Moving down the list of one year moves, we get to the Japanese Yen, down 25%. The Euro down 17%. And the Pound down 16%. This is all before we get to the Rand, which is only down 12%. So, hang on a minute, we can actually almost go anywhere in the world, because the Rand is actually a strong currency, apart from the US. And the US won't let us in anyway, as their visa queues are too long. So, my first point is to be sure to have the correct perspective. This is really a story about a strong dollar, not about a weak Rand.

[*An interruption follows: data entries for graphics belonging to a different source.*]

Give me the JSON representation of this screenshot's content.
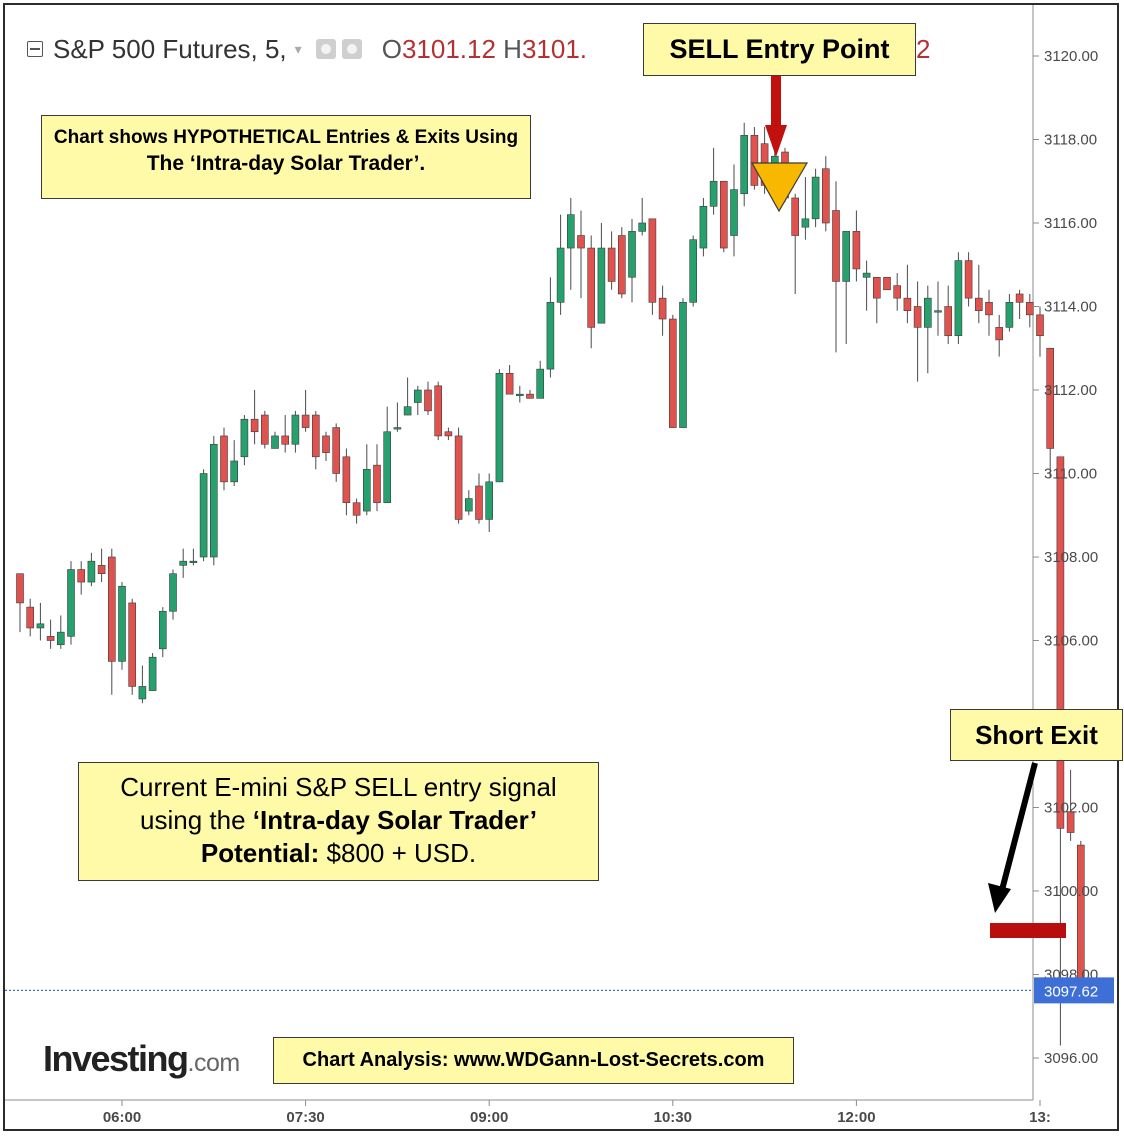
{
  "header": {
    "symbol": "S&P 500 Futures, 5,",
    "open_label": "O",
    "open_value": "3101.12",
    "high_label": "H",
    "high_value": "3101.",
    "tail_value": "2"
  },
  "annotations": {
    "sell_entry": "SELL Entry Point",
    "short_exit": "Short Exit",
    "note_line1": "Chart shows HYPOTHETICAL  Entries & Exits Using",
    "note_line2": "The ‘Intra-day Solar Trader’.",
    "signal_line1": "Current E-mini S&P SELL entry signal",
    "signal_line2a": "using the ",
    "signal_line2b": "‘Intra-day Solar Trader’",
    "signal_line3a": "Potential: ",
    "signal_line3b": "$800 + USD.",
    "analysis": "Chart Analysis: www.WDGann-Lost-Secrets.com"
  },
  "brand": {
    "main": "Investing",
    "sub": ".com"
  },
  "colors": {
    "up": "#26a06d",
    "down": "#e0524d",
    "arrow_red": "#c0110f",
    "signal_triangle": "#f9b800",
    "exit_arrow": "#000000",
    "exit_marker": "#b80e0e",
    "last_price_line": "#3d6fd6",
    "last_price_badge": "#3d6fd6",
    "callout_bg": "#fefaa8"
  },
  "chart_data": {
    "type": "candlestick",
    "title": "S&P 500 Futures, 5,",
    "ylim": [
      3094.6,
      3121.0
    ],
    "y_ticks": [
      "3096.00",
      "3098.00",
      "3100.00",
      "3102.00",
      "3106.00",
      "3108.00",
      "3110.00",
      "3112.00",
      "3114.00",
      "3116.00",
      "3118.00",
      "3120.00"
    ],
    "x_ticks": [
      {
        "label": "06:00",
        "bar": 10
      },
      {
        "label": "07:30",
        "bar": 28
      },
      {
        "label": "09:00",
        "bar": 46
      },
      {
        "label": "10:30",
        "bar": 64
      },
      {
        "label": "12:00",
        "bar": 82
      },
      {
        "label": "13:",
        "bar": 100
      }
    ],
    "last_price": 3097.62,
    "last_price_label": "3097.62",
    "candles": [
      [
        3107.6,
        3106.9,
        3107.6,
        3106.2
      ],
      [
        3106.8,
        3106.3,
        3107.0,
        3106.1
      ],
      [
        3106.3,
        3106.4,
        3106.9,
        3106.0
      ],
      [
        3106.1,
        3106.0,
        3106.5,
        3105.8
      ],
      [
        3105.9,
        3106.2,
        3106.6,
        3105.8
      ],
      [
        3106.1,
        3107.7,
        3107.9,
        3105.9
      ],
      [
        3107.7,
        3107.4,
        3107.9,
        3107.1
      ],
      [
        3107.4,
        3107.9,
        3108.1,
        3107.3
      ],
      [
        3107.8,
        3107.6,
        3108.2,
        3107.4
      ],
      [
        3108.0,
        3105.5,
        3108.2,
        3104.7
      ],
      [
        3105.5,
        3107.3,
        3107.4,
        3105.3
      ],
      [
        3106.9,
        3104.9,
        3107.0,
        3104.7
      ],
      [
        3104.6,
        3104.9,
        3105.4,
        3104.5
      ],
      [
        3104.8,
        3105.6,
        3105.7,
        3104.8
      ],
      [
        3105.8,
        3106.7,
        3106.8,
        3105.6
      ],
      [
        3106.7,
        3107.6,
        3107.7,
        3106.5
      ],
      [
        3107.8,
        3107.9,
        3108.2,
        3107.5
      ],
      [
        3107.9,
        3107.9,
        3108.2,
        3107.8
      ],
      [
        3108.0,
        3110.0,
        3110.1,
        3107.9
      ],
      [
        3108.0,
        3110.7,
        3110.9,
        3107.8
      ],
      [
        3110.9,
        3109.8,
        3111.1,
        3109.6
      ],
      [
        3109.8,
        3110.3,
        3110.8,
        3109.7
      ],
      [
        3110.4,
        3111.3,
        3111.4,
        3110.2
      ],
      [
        3111.3,
        3111.0,
        3112.0,
        3110.7
      ],
      [
        3111.4,
        3110.7,
        3111.5,
        3110.6
      ],
      [
        3110.6,
        3110.9,
        3111.0,
        3110.6
      ],
      [
        3110.9,
        3110.7,
        3111.4,
        3110.5
      ],
      [
        3110.7,
        3111.4,
        3111.5,
        3110.5
      ],
      [
        3111.4,
        3111.1,
        3112.0,
        3111.0
      ],
      [
        3111.4,
        3110.4,
        3111.5,
        3110.1
      ],
      [
        3110.9,
        3110.5,
        3111.0,
        3110.3
      ],
      [
        3111.1,
        3110.0,
        3111.2,
        3109.8
      ],
      [
        3110.4,
        3109.3,
        3110.6,
        3109.0
      ],
      [
        3109.3,
        3109.0,
        3109.4,
        3108.8
      ],
      [
        3109.1,
        3110.1,
        3110.7,
        3109.0
      ],
      [
        3110.2,
        3109.3,
        3110.7,
        3109.1
      ],
      [
        3109.3,
        3111.0,
        3111.6,
        3109.3
      ],
      [
        3111.1,
        3111.1,
        3111.7,
        3111.0
      ],
      [
        3111.4,
        3111.6,
        3112.3,
        3111.4
      ],
      [
        3111.7,
        3112.0,
        3112.1,
        3111.4
      ],
      [
        3112.0,
        3111.5,
        3112.2,
        3111.4
      ],
      [
        3112.1,
        3110.9,
        3112.2,
        3110.8
      ],
      [
        3111.0,
        3110.9,
        3111.1,
        3110.8
      ],
      [
        3110.9,
        3108.9,
        3111.1,
        3108.8
      ],
      [
        3109.1,
        3109.4,
        3109.6,
        3109.0
      ],
      [
        3109.7,
        3108.9,
        3110.0,
        3108.8
      ],
      [
        3108.9,
        3109.8,
        3110.0,
        3108.6
      ],
      [
        3109.8,
        3112.4,
        3112.5,
        3109.8
      ],
      [
        3112.4,
        3111.9,
        3112.6,
        3111.9
      ],
      [
        3111.9,
        3111.9,
        3112.1,
        3111.7
      ],
      [
        3111.9,
        3111.8,
        3112.0,
        3111.8
      ],
      [
        3111.8,
        3112.5,
        3112.7,
        3111.8
      ],
      [
        3112.5,
        3114.1,
        3114.7,
        3112.3
      ],
      [
        3114.1,
        3115.4,
        3116.2,
        3113.8
      ],
      [
        3115.4,
        3116.2,
        3116.6,
        3114.4
      ],
      [
        3115.7,
        3115.4,
        3116.3,
        3114.2
      ],
      [
        3115.4,
        3113.5,
        3115.7,
        3113.0
      ],
      [
        3113.6,
        3115.4,
        3116.0,
        3113.6
      ],
      [
        3115.4,
        3114.6,
        3115.8,
        3114.4
      ],
      [
        3115.7,
        3114.3,
        3115.9,
        3114.2
      ],
      [
        3114.7,
        3115.8,
        3116.1,
        3114.1
      ],
      [
        3115.8,
        3116.0,
        3116.6,
        3115.7
      ],
      [
        3116.1,
        3114.1,
        3116.1,
        3113.8
      ],
      [
        3114.2,
        3113.7,
        3114.5,
        3113.3
      ],
      [
        3113.7,
        3111.1,
        3113.8,
        3111.1
      ],
      [
        3111.1,
        3114.1,
        3114.2,
        3111.1
      ],
      [
        3114.1,
        3115.6,
        3115.7,
        3114.0
      ],
      [
        3115.4,
        3116.4,
        3116.6,
        3115.2
      ],
      [
        3116.4,
        3117.0,
        3117.8,
        3116.2
      ],
      [
        3117.0,
        3115.4,
        3117.0,
        3115.3
      ],
      [
        3115.7,
        3116.8,
        3117.4,
        3115.2
      ],
      [
        3116.7,
        3118.1,
        3118.4,
        3116.4
      ],
      [
        3118.1,
        3116.9,
        3118.3,
        3116.8
      ],
      [
        3117.9,
        3116.9,
        3118.3,
        3116.7
      ],
      [
        3116.9,
        3117.6,
        3118.0,
        3116.8
      ],
      [
        3117.7,
        3116.6,
        3117.8,
        3116.5
      ],
      [
        3116.6,
        3115.7,
        3116.7,
        3114.3
      ],
      [
        3115.9,
        3116.1,
        3117.1,
        3115.6
      ],
      [
        3116.1,
        3117.1,
        3117.3,
        3115.9
      ],
      [
        3117.3,
        3116.0,
        3117.6,
        3115.8
      ],
      [
        3116.3,
        3114.6,
        3117.0,
        3112.9
      ],
      [
        3114.6,
        3115.8,
        3115.8,
        3113.1
      ],
      [
        3115.8,
        3114.9,
        3116.3,
        3114.6
      ],
      [
        3114.7,
        3114.8,
        3115.1,
        3113.9
      ],
      [
        3114.7,
        3114.2,
        3114.7,
        3113.6
      ],
      [
        3114.7,
        3114.4,
        3114.7,
        3114.4
      ],
      [
        3114.5,
        3114.2,
        3114.8,
        3113.9
      ],
      [
        3114.2,
        3113.9,
        3115.0,
        3113.6
      ],
      [
        3114.0,
        3113.5,
        3114.6,
        3112.2
      ],
      [
        3113.5,
        3114.2,
        3114.5,
        3112.4
      ],
      [
        3113.9,
        3113.9,
        3114.6,
        3113.3
      ],
      [
        3114.0,
        3113.3,
        3114.5,
        3113.1
      ],
      [
        3113.3,
        3115.1,
        3115.3,
        3113.1
      ],
      [
        3115.1,
        3114.2,
        3115.3,
        3114.0
      ],
      [
        3114.2,
        3113.9,
        3115.0,
        3113.6
      ],
      [
        3114.1,
        3113.8,
        3114.4,
        3113.3
      ],
      [
        3113.5,
        3113.2,
        3113.8,
        3112.8
      ],
      [
        3113.5,
        3114.1,
        3114.3,
        3113.4
      ],
      [
        3114.3,
        3114.1,
        3114.4,
        3113.7
      ],
      [
        3114.1,
        3113.8,
        3114.3,
        3113.5
      ],
      [
        3113.8,
        3113.3,
        3114.0,
        3112.8
      ],
      [
        3113.0,
        3110.6,
        3113.0,
        3109.9
      ],
      [
        3110.4,
        3101.5,
        3110.4,
        3096.3
      ],
      [
        3101.9,
        3101.4,
        3102.9,
        3101.2
      ],
      [
        3101.1,
        3097.9,
        3101.2,
        3097.5
      ]
    ]
  }
}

My second recommendation is talking my own book, and it's to head to the biggest tourism recovery in the world, Thailand. Tourism was more than 10% of GDP pre-Covid. And essentially foreign tourists fell to nothing during Covid. And this is coming from a base of just under 40 million tourists per annum. And it had an enormously terrible impact on all aspects of the economy. Think about it. Almost 20% of all consumption in the country was driven by foreign tourists: buying beers, using cell phones, impact on food, accommodation, etc. Now, this is just starting to recover. And we expect between 8 to 10 million tourists over the next 12 months. So, a very strong rate of change coming from zero. And this is before China comes to the party. China was the biggest single market for Thai tourism. And with their zero-Covid, there is nothing, and there isn't an expectation of anything in the short term. But if you look longer term, there's obviously potential for a further recovery.
So, the result of this is that Thailand has a unique growth driver. And importantly, this is taking place in an environment where the rest of the world is slowing, making its growth much more valuable. As a result, we've sent some of our money for a visit and have bought some Thai equity exposure on behalf of our clients. Therefore, the more tourists that go, the better for profits and our investment. So, as I said, my top holiday destination pick for this year is Thailand.